L’actrice française, qui a récemment révélé les agressions sexuelles qu’elle a subies dans le milieu du cinéma, s’est montrée très émue en évoquant le soutien qu’elle reçoit depuis.
La scène était soudain remplie d’émotions. Juliette Binoche était l’invitée de l’émission Cliquez sur TVmardi 30 avril. A cette occasion, le présentateur Mouloud Achour a interrogé l’actrice sur la chronique publiée par le magazine ELLE , le même jour, au cours duquel une centaine d’hommes, principalement issus de l’industrie culturelle, ont apporté leur soutien au mouvement Me Too. Parmi eux, les acteurs et réalisateurs Mathieu Amalric et Cyril Dion, l’acteur Reda Kateb et le réalisateur Abderrahmane Sissako. « Est-ce important que les hommes parlent ? », a demandé le présentateur à l’icône française. «C’est fondamental», répond-elle sans hésiter. Parce qu’à partir du moment où on est entendu, écouté, d’abord on existe différemment, et la douleur, si elle est entendue, ça fait un peu moins mal. Venant de l’actrice, ces mots puisent dans son expérience, elle qui s’est longuement confiée au journal Libérer sur le harcèlement et les agressions sexuelles subies lors du tournage du film, mais aussi à l’extérieur.
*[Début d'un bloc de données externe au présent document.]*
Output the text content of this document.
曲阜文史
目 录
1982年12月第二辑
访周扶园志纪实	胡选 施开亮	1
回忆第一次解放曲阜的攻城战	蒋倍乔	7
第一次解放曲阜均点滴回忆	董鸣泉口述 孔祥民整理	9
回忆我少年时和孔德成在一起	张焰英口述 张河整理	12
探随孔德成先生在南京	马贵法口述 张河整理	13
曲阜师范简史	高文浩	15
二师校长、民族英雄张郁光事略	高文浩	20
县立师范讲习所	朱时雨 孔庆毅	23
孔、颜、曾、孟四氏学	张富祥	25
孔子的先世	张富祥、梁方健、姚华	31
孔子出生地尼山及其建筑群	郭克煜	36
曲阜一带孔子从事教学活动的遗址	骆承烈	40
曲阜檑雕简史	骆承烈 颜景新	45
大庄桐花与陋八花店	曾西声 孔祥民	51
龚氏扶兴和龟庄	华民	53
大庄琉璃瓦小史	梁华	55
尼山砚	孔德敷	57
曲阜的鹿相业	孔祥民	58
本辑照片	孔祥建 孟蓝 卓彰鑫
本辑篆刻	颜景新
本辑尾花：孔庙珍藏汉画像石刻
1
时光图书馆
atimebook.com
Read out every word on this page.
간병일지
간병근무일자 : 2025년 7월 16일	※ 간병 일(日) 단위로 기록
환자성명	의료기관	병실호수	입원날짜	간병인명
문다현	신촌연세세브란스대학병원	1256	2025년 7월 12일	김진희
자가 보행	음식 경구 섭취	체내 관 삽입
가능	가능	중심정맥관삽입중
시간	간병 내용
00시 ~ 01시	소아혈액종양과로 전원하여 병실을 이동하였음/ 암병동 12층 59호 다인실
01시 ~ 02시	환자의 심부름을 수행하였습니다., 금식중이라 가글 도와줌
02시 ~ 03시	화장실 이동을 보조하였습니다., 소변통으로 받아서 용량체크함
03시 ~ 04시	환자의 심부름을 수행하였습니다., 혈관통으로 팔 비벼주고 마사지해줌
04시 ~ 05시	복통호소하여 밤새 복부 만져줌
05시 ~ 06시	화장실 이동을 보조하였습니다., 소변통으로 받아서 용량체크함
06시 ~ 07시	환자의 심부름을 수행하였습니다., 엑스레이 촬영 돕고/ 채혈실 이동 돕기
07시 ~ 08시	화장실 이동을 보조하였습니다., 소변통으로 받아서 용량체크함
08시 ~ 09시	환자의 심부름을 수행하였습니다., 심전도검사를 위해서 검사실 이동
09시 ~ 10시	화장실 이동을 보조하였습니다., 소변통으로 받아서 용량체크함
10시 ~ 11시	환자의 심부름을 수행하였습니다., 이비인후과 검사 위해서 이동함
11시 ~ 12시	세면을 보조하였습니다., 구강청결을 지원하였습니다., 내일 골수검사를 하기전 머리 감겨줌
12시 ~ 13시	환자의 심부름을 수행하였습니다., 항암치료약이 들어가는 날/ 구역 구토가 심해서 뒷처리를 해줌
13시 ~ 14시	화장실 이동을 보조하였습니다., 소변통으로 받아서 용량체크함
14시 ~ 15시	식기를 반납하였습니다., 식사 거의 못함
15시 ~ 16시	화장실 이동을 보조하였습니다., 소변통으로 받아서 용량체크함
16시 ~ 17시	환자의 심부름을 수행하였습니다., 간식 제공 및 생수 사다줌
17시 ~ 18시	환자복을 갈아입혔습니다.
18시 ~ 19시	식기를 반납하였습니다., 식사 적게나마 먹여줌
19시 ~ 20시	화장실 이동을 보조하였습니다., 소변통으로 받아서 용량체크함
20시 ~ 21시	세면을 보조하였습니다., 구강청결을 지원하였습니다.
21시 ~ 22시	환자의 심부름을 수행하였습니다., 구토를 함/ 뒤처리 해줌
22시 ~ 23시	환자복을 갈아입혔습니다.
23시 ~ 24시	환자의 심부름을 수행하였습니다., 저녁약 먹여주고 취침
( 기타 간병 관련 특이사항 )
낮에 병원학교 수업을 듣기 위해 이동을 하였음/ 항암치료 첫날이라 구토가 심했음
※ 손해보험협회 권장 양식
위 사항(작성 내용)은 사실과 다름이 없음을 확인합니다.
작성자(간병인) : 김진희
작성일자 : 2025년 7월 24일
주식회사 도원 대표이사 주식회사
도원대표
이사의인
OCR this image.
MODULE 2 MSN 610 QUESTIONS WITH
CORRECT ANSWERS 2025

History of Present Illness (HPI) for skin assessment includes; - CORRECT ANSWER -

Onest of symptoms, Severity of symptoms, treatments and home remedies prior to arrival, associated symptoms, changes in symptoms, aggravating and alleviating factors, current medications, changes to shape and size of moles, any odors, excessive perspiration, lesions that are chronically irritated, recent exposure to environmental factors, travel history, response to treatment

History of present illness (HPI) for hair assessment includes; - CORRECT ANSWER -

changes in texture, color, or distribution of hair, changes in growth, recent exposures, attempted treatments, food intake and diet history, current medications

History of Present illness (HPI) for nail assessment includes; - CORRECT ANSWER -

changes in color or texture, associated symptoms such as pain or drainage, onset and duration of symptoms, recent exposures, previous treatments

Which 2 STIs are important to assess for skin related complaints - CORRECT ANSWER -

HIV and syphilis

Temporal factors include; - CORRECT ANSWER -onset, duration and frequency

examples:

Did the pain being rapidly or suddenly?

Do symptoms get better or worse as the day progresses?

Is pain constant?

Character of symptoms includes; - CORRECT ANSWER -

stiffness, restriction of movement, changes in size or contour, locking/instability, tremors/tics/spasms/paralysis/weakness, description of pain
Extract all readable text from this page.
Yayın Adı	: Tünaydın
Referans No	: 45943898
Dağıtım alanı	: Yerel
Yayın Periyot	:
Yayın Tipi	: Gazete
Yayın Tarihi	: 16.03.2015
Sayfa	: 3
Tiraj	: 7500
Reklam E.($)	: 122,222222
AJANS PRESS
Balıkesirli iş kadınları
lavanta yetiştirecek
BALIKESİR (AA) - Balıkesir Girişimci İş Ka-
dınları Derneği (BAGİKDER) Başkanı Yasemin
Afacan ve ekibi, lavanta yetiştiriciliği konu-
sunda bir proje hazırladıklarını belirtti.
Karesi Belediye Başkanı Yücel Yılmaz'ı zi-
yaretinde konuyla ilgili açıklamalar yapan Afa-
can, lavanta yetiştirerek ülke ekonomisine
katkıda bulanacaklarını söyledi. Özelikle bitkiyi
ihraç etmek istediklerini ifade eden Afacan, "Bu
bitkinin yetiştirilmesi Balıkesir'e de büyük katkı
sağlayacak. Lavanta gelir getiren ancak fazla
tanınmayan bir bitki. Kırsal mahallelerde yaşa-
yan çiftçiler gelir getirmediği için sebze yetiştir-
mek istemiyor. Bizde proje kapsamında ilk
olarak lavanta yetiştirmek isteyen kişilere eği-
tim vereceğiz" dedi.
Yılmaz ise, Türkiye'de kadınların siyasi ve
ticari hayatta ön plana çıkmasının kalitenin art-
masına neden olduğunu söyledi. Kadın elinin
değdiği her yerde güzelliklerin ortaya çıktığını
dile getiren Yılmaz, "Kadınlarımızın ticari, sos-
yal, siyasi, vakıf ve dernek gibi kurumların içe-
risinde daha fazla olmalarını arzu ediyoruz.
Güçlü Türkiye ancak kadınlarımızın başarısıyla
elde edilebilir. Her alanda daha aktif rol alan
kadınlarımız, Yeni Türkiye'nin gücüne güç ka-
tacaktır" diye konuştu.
Faisant écho à cet entretien publié le 27 avril, Mouloud Achour lui a alors demandé si elle avait depuis reçu le soutien de certains acteurs du cinéma. « Surtout les réalisateurs et Claire Denis », a répondu Juliette Binoche, en nommant le réalisateur pour lequel elle a joué dans Un si beau soleilsorti en 2017. Lorsque le présentateur l’interroge sur la nature de ce soutien, la comédienne cite les mots que lui a adressés le scénariste Christophe Honoré et qu’elle qualifie de « quelque chose de simple mais qui m’a vraiment fait du bien ». « Tu n’aurais pas dû vivre ça », dit-elle, submergée par l’émotion. Alors que les larmes lui montent aux yeux, Mouloud Achour répond : « C’est ce qu’on pense tous » et ajoute qu’il se demande comment l’actrice a pu vivre ça et pourquoi.
«On se comprend mieux»
La voix tremblante et les yeux humides, Juliette Binoche a quand même réussi à reprendre la parole. « En même temps, je pense que ça m’a rendue plus forte, parce que ça me rend plus courageuse, parce que ça me rend plus humaine », a-t-elle d’abord ajouté, se contenant difficilement. « Quand nous éprouvons de la souffrance, de la douleur ou des difficultés, cela crée certainement des défauts en nous car cela brise, cela trahit, cela maltraite », a-t-elle poursuivi en pesant chacun de ses mots. Mais en même temps on comprend, il y a quelque chose qui fait qu’on sait ce que c’est que souffrir, on comprend mieux l’autre du coup. On est plus capable d’avoir de la porosité, de la compassion, ça nous permet d’être plus humains parce qu’il faut briser tellement de fierté, tout ce qui nous rend un peu rigides.
Dans son entretien avec Libérer, Juliette Binoche a toutefois assuré que ces traumatismes n’avaient pas entaché sa passion pour le cinéma. « Les coups bas, les gestes déplacés, les propos sexistes : je ne les oublie pas, ils empoisonnent la vie, mais ils restent secondaires. Finalement, tout est pardonné. Tout se transforme, tout m’a sculpté. L’envie de se donner par le jeu reste plus forte, l’art du jeu est une forme de savoir secret jubilatoire, impossible à saisir, impossible à voler.